Holiday music is always part of my students’ lessons at this time of year. Often it’s just fun for them to have some holiday music to play. Sometimes they need to have holiday music in their fingers for a performance. Whether they prefer religious music or pop standards, I am happy to include it in their lessons. And with a little creativity, it can be a great teaching tool, even if you’re just teaching yourself.
Holiday music has some distinct advantages over more regular repertoire. The time frame is limited, the music can be chosen according to the student’s preferences, and it relieves some of the holiday stress. Beyond that, however, there are some specific ways to get extra benefit from holiday music:
1. Brush up your technique. My favorite Christmas-themed finger warm-up is Salzedo’s Variations on O Tannenbaum, but just about any carol will provide good practice in chords or arpeggios.

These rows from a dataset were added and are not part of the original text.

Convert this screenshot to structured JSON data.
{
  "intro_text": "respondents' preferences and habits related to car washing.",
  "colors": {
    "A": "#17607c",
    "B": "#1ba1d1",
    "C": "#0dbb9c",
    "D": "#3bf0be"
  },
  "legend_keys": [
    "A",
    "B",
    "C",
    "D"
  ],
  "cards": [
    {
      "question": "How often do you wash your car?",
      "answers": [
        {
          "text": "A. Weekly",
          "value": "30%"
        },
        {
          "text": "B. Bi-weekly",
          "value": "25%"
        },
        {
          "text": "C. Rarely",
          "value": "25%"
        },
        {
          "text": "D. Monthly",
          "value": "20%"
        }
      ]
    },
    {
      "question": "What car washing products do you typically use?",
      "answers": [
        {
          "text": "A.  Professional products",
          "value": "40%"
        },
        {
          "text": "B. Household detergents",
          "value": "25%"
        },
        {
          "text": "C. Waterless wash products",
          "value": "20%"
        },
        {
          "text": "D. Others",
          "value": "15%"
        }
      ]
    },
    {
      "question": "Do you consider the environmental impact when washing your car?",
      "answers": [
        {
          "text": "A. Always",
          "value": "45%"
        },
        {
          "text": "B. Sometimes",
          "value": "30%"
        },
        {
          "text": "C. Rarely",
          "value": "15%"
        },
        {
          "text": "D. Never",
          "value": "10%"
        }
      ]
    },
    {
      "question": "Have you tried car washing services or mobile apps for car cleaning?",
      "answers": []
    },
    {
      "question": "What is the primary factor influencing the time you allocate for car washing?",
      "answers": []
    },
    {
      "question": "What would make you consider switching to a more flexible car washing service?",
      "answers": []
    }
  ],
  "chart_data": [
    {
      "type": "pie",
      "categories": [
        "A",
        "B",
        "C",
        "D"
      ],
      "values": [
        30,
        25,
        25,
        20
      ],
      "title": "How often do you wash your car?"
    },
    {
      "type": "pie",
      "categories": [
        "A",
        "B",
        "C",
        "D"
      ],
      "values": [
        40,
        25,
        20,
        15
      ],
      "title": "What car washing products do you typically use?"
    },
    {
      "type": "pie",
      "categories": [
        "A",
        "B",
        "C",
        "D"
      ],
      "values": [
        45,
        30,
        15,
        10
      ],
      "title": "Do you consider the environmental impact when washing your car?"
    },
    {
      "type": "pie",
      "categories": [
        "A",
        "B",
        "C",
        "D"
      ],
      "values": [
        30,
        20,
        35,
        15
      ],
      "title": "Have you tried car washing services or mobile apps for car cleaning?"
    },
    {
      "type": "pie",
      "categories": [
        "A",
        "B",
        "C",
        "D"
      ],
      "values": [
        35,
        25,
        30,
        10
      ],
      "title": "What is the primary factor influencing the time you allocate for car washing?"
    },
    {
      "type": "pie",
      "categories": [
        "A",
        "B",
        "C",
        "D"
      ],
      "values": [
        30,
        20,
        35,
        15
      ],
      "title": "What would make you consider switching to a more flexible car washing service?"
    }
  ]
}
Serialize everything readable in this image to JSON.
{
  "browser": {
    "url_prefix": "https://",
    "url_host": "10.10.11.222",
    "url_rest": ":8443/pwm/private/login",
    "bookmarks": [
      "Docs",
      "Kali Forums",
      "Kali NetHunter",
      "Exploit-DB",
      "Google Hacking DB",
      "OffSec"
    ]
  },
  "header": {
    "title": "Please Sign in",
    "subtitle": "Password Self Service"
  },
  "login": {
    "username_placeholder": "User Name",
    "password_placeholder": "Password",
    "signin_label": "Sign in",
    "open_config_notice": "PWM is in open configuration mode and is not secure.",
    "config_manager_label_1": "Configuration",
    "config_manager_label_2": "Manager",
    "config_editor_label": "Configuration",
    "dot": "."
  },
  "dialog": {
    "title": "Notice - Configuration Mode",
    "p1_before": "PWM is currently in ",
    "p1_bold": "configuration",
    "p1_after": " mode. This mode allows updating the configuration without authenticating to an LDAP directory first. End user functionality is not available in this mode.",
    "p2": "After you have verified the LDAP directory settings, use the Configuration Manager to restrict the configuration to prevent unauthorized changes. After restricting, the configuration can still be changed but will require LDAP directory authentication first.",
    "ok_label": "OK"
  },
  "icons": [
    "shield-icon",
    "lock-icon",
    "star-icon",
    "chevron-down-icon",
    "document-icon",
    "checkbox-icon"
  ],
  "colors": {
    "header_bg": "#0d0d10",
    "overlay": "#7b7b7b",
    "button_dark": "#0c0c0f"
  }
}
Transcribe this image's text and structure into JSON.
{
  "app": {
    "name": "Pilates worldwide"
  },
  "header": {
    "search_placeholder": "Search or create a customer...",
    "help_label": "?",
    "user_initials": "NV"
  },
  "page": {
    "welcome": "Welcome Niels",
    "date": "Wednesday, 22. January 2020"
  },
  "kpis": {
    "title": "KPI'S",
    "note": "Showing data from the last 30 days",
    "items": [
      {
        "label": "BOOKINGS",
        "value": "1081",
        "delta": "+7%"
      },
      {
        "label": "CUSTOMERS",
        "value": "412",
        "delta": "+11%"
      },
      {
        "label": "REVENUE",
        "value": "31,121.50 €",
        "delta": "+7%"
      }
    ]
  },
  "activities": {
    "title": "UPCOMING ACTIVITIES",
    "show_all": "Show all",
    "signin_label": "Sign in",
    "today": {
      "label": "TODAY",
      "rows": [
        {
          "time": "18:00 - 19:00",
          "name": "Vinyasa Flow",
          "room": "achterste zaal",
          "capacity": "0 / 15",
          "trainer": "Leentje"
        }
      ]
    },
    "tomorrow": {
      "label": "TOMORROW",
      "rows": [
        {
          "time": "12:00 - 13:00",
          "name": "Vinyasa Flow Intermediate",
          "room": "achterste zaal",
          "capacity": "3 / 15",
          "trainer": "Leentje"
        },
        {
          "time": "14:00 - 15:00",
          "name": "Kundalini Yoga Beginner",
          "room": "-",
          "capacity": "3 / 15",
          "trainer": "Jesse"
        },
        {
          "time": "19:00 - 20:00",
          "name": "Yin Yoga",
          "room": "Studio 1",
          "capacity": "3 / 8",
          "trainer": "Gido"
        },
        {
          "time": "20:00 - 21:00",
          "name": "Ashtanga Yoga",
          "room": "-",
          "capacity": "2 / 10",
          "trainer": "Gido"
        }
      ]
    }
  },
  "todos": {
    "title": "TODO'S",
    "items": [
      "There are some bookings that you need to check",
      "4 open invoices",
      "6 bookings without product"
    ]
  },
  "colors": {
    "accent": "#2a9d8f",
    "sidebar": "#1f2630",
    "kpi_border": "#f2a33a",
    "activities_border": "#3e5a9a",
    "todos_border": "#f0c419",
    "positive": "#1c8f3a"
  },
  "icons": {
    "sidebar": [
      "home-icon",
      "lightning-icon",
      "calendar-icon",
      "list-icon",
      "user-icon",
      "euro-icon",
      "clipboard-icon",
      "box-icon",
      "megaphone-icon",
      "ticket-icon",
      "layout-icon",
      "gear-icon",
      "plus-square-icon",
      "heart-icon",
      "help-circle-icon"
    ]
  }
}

2. Great for sightreading. Get a book of simple carol arrangements, and begin every lesson from now until Christmas with a brief sightreading session. You can even make it a teacher-student duet, if you like. One excellent book for this is Sylvia Woods 50 Christmas Carols for all Harps.
3. Sneak in some notereading drills. Happy holiday music makes practicing note reading seem much more fun. Classic notereading practice drills, like playing one hand and singing or saying the note names of the other, are easy and fun with music students know and like.
4. Good rhythm drills. Look at a carol arrangement and have the student count and tap the rhythm. Or look for any differences between the “usual” rhythm and what is written by the arranger.
5. Excellent lever or pedal practice. Using music a student is already familiar with is a great way to advance lever or pedal skills. The familiarity of the music gives that extra motivation to be accurate with the accidentals.